La commande – dont le prix s’élevait cette fois à 237,05 $, soit environ 20 % de moins qu’avec Pocketpills – est arrivée 24 heures plus tard. Nous avons ainsi obtenu deux livraisons d’Ozempic avec la même ordonnance.

Un courriel détaillé

Appelé à réagir, le cofondateur et PDG de Pocketpills, Raj Gulia, soutient que l’entreprise « a pour principe fondamental d’assurer des soins exemplaires aux patients et de respecter scrupuleusement les règles de l’Ordre ».

Lorsqu’un patient « ignore intentionnellement le message de consultation », l’entreprise envoie un courriel détaillé sur l’utilisation du médicament, sa conservation et ses effets secondaires courants. « Si le patient a des questions, nous l’encourageons à nous contacter par courriel, par téléphone ou par texto », a-t-il déclaré par courriel.

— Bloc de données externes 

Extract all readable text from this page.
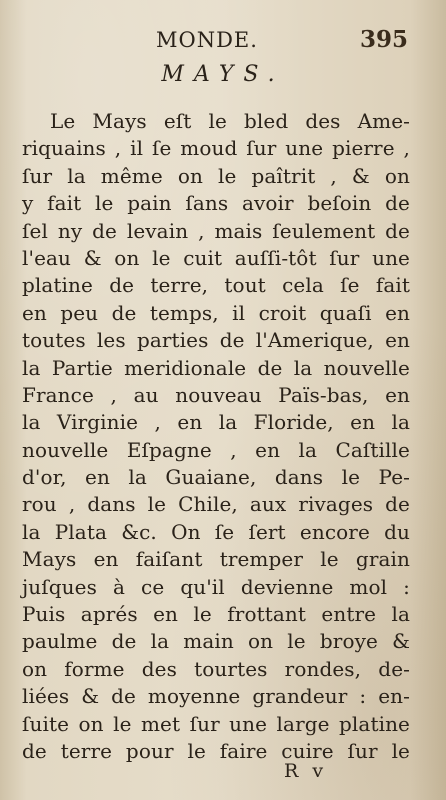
MONDE.	395
MAYS.
Le Mays eſt le bled des Ame-
riquains , il ſe moud ſur une pierre ,
ſur la même on le paîtrit , & on
y fait le pain ſans avoir beſoin de
ſel ny de levain , mais ſeulement de
l'eau & on le cuit auſſi-tôt ſur une
platine de terre, tout cela ſe fait
en peu de temps, il croit quaſi en
toutes les parties de l'Amerique, en
la Partie meridionale de la nouvelle
France , au nouveau Païs-bas, en
la Virginie , en la Floride, en la
nouvelle Eſpagne , en la Caſtille
d'or, en la Guaiane, dans le Pe-
rou , dans le Chile, aux rivages de
la Plata &c. On ſe ſert encore du
Mays en faiſant tremper le grain
juſques à ce qu'il devienne mol :
Puis aprés en le frottant entre la
paulme de la main on le broye &
on forme des tourtes rondes, de-
liées & de moyenne grandeur : en-
ſuite on le met ſur une large platine
de terre pour le faire cuire ſur le
R v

« Étant donné que votre ordonnance a été envoyée par une clinique, nous sommes convaincus que le praticien a procédé à une évaluation approfondie avant de la rédiger », a ajouté M. Gulia.

« Je suis en colère »

« Je suis interloqué. Je suis sans mots. Ça me met en colère », lance le président de l’Ordre des pharmaciens du Québec, Jean-François Desgagné. « Je pense qu’il est urgent que les organismes régulatoires, notamment Santé Canada, fassent du ménage là-dedans. »

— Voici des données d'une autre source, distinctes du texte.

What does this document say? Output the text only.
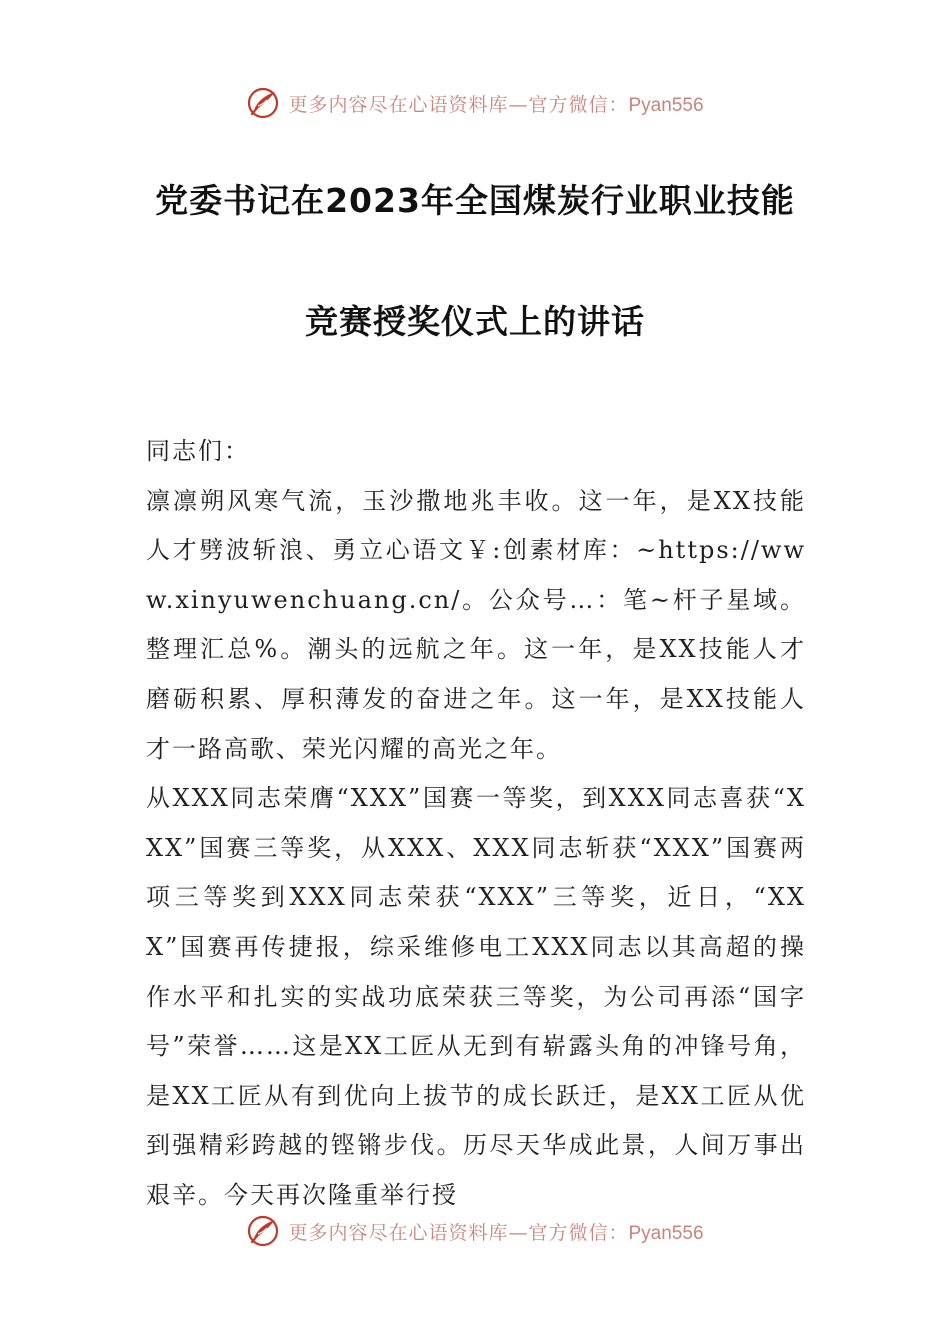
更多内容尽在心语资料库—官方微信：Pyan556
党委书记在2023年全国煤炭行业职业技能
竞赛授奖仪式上的讲话

同志们：

凛凛朔风寒气流，玉沙撒地兆丰收。这一年，是XX技能人才劈波斩浪、勇立心语文￥:创素材库：~https://www.xinyuwenchuang.cn/。公众号…：笔~杆子星域。整理汇总%。潮头的远航之年。这一年，是XX技能人才磨砺积累、厚积薄发的奋进之年。这一年，是XX技能人才一路高歌、荣光闪耀的高光之年。

从XXX同志荣膺“XXX”国赛一等奖，到XXX同志喜获“XXX”国赛三等奖，从XXX、XXX同志斩获“XXX”国赛两项三等奖到XXX同志荣获“XXX”三等奖，近日，“XXX”国赛再传捷报，综采维修电工XXX同志以其高超的操作水平和扎实的实战功底荣获三等奖，为公司再添“国字号”荣誉……这是XX工匠从无到有崭露头角的冲锋号角，是XX工匠从有到优向上拔节的成长跃迁，是XX工匠从优到强精彩跨越的铿锵步伐。历尽天华成此景，人间万事出艰辛。今天再次隆重举行授

更多内容尽在心语资料库—官方微信：Pyan556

« C’est un médicament que tu injectes. Ce n’est pas deux Tylenol. Ça prend une prise en charge du praticien qui va rédiger l’ordonnance. » Le fait que l’ordonnance a été envoyée à une pharmacie puis à une autre sans qu’un suivi soit assuré est tout aussi problématique, estime-t-il.

Il précise qu’une ordonnance ne représente pas pour le pharmacien une obligation de servir, mais plutôt une autorisation à le faire.

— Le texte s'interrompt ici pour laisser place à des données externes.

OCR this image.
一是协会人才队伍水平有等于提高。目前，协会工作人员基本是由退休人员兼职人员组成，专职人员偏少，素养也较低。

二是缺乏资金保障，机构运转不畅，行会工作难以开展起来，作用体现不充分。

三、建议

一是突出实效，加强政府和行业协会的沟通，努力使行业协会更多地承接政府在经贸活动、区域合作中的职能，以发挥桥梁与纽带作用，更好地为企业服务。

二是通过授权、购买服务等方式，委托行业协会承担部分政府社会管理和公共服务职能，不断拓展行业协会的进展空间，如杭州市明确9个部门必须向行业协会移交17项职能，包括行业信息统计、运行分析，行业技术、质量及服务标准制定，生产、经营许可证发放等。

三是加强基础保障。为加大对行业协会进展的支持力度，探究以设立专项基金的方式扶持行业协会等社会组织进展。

Comme pharmacien, si je juge qu’un médicament est dangereux pour vous, je ne suis pas obligé de vous le vendre. J’ai un travail à faire en amont.

Jean-François Desgagné, président de l’Ordre des pharmaciens du Québec

La porte-parole médias de la Régie de l’assurance maladie du Québec (RAMQ), Caroline Dupont, abonde dans le même sens. « C’est le pharmacien qui a l’obligation déontologique de s’assurer que l’ordonnance est valide », dit-elle.

M. Desgagné prend le temps de parler à tous ses patients. « Des fois, ça ne fait pas leur affaire, parce qu’ils trouvent ça long. Mais je réussis toujours à trouver des choses qu’ils ne savaient pas et qu’ils sont surpris d’apprendre. »

« Ce n’est pas parce que tu es une pharmacie en ligne que tu es dispensé de tes devoirs », dit-il, ajoutant que les responsabilités déontologiques « ne sont pas modulées d’une région à l’autre, d’une enseigne à l’autre, d’un médium à l’autre ».

Nous n’avons pas pu vérifier si un pharmacien en personne aurait refusé de nous servir Ozempic.